Running the Thrift JDBC/ODBC server

这里实现的Thrift JDBC/ODBC服务器对应于Hive 1.2.1中的HiveServer2。您可以使用Spark或Hive 1.2.1附带的beeline脚本测试JDBC服务器。
要启动JDBC/ODBC服务器，请在Spark目录中运行以下命令:

./sbin/start-thriftserver.sh

这个脚本接受所有bin/spark-submit命令行选项，加上一个——hiveconf选项来指定Hive属性。您可以运行./sbin/start-thriftserver.sh --help 获得所有可用选项的完整列表。默认情况下，服务器监听localhost:10000。您可以通过任何环境变量覆盖此行为，即:

export HIVE_SERVER2_THRIFT_PORT=<listening-port>
export HIVE_SERVER2_THRIFT_BIND_HOST=<listening-host>
./sbin/start-thriftserver.sh \
  --master <master-uri> \
  ...

或系统属性:

./sbin/start-thriftserver.sh \
  --hiveconf hive.server2.thrift.port=<listening-port> \
  --hiveconf hive.server2.thrift.bind.host=<listening-host> \
  --master <master-uri>
  ...

现在就可以使用beeline来测试Thrift JDBC/ODBC服务器:

./bin/beeline

直接连接JDBC/ODBC服务器:

beeline> !connect jdbc:hive2://localhost:10000

Beeline会询问您的用户名和密码。在非安全模式下，只需在计算机上输入用户名和空白密码。为了安全模式，请遵循beeline文档中的说明。

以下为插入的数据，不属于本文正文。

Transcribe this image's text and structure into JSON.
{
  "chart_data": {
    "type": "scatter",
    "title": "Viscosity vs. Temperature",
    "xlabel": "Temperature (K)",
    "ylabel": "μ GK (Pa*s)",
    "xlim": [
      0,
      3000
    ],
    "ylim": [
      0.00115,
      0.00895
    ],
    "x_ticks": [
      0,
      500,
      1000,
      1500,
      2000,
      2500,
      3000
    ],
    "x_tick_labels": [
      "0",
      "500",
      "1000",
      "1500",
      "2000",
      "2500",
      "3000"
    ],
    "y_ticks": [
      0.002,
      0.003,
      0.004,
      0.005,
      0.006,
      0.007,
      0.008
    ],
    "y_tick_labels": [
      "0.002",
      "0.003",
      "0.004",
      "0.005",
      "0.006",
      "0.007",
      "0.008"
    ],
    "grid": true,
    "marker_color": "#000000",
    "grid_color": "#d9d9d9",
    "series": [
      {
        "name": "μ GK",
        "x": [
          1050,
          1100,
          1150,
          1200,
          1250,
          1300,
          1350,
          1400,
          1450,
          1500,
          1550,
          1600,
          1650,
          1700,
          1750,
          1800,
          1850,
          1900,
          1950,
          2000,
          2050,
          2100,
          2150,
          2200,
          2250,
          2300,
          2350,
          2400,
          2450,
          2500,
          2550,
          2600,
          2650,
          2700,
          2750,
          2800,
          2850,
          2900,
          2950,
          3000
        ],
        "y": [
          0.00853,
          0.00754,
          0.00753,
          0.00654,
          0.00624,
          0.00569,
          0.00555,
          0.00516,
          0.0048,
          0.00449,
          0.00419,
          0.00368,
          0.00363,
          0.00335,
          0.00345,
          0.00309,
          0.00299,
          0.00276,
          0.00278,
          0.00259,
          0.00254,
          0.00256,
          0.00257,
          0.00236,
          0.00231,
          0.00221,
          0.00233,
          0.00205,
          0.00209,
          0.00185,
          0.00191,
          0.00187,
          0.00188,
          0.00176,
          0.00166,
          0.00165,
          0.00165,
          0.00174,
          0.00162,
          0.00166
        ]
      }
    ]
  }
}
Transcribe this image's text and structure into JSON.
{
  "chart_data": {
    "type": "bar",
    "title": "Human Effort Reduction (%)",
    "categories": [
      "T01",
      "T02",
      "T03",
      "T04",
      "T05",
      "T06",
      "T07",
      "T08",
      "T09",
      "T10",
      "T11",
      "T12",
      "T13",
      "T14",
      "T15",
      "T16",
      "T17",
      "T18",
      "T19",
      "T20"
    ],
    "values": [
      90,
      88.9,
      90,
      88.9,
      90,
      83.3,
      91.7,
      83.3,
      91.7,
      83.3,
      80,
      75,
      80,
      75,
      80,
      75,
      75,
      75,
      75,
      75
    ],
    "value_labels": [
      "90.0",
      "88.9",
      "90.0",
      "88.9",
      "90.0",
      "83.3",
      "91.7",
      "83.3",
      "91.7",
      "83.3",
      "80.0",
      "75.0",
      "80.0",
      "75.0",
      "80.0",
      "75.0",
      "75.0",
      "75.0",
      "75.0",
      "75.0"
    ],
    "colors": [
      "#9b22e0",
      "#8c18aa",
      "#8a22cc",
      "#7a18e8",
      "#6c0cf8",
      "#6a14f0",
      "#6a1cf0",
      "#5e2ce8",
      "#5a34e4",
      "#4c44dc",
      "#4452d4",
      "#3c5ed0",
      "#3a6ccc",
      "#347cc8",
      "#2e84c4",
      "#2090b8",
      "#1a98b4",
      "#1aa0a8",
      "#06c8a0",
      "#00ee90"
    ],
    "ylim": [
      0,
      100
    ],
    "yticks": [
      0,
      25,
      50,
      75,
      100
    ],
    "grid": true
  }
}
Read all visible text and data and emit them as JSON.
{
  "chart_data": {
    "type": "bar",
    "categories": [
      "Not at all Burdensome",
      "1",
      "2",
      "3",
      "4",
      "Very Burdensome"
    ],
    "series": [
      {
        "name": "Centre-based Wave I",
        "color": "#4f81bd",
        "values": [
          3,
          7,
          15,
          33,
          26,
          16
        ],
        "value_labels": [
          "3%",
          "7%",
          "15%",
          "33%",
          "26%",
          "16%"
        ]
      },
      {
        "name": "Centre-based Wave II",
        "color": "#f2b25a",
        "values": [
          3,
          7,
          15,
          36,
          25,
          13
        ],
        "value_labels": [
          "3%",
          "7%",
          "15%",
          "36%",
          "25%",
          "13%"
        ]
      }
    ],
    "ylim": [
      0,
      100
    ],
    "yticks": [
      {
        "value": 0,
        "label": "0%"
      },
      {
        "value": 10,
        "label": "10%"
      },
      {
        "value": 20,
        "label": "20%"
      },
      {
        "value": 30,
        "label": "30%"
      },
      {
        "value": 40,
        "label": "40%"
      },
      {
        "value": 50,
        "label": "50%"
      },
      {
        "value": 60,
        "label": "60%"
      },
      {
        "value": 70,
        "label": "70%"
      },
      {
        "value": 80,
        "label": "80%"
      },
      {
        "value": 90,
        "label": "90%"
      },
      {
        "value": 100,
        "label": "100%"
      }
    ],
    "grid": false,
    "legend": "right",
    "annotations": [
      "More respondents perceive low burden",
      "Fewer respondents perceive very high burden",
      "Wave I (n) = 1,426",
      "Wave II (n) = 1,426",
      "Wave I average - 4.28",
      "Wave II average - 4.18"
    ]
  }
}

Hive 的配置是通过在conf/目录中放置hive-site.xm、core-site.xml和hdfs-site.xml文件来完成的。
您还可以使用Hive附带的beeline脚本。

Thrift JDBC server还支持通过HTTP传输发送Thrift RPC消息。使用以下设置来启用HTTP模式作为系统属性或在conf/中的hive-site.xml文件中:

hive.server2.transport.mode - Set this to value: http
hive.server2.thrift.http.port - HTTP port number to listen on; default is 10001
hive.server2.http.endpoint - HTTP endpoint; default is cliservice

要进行测试，请使用beeline在http模式下连接JDBC/ODBC服务器，使用:

beeline> !connect jdbc:hive2://<host>:<port>/<database>?hive.server2.transport.mode=http;hive.server2.thrift.http.path=<http_endpoint>

Running the Spark SQL CLI

Spark SQL CLI是一种方便的工具，可以在本地模式下运行Hive metastore服务并执行命令行输入的查询。请注意，Spark SQL CLI不能与Thrift JDBC服务器通信。
要启动Spark SQL CLI，请在Spark目录中运行以下命令:

./bin/spark-sql

Hive 的配置是通过在conf/目录中放置hive-site.xm、core-site.xml和hdfs-site.xml文件来完成的。您可以运行./bin/spark-sql --help 获得所有可用选项的完整列表。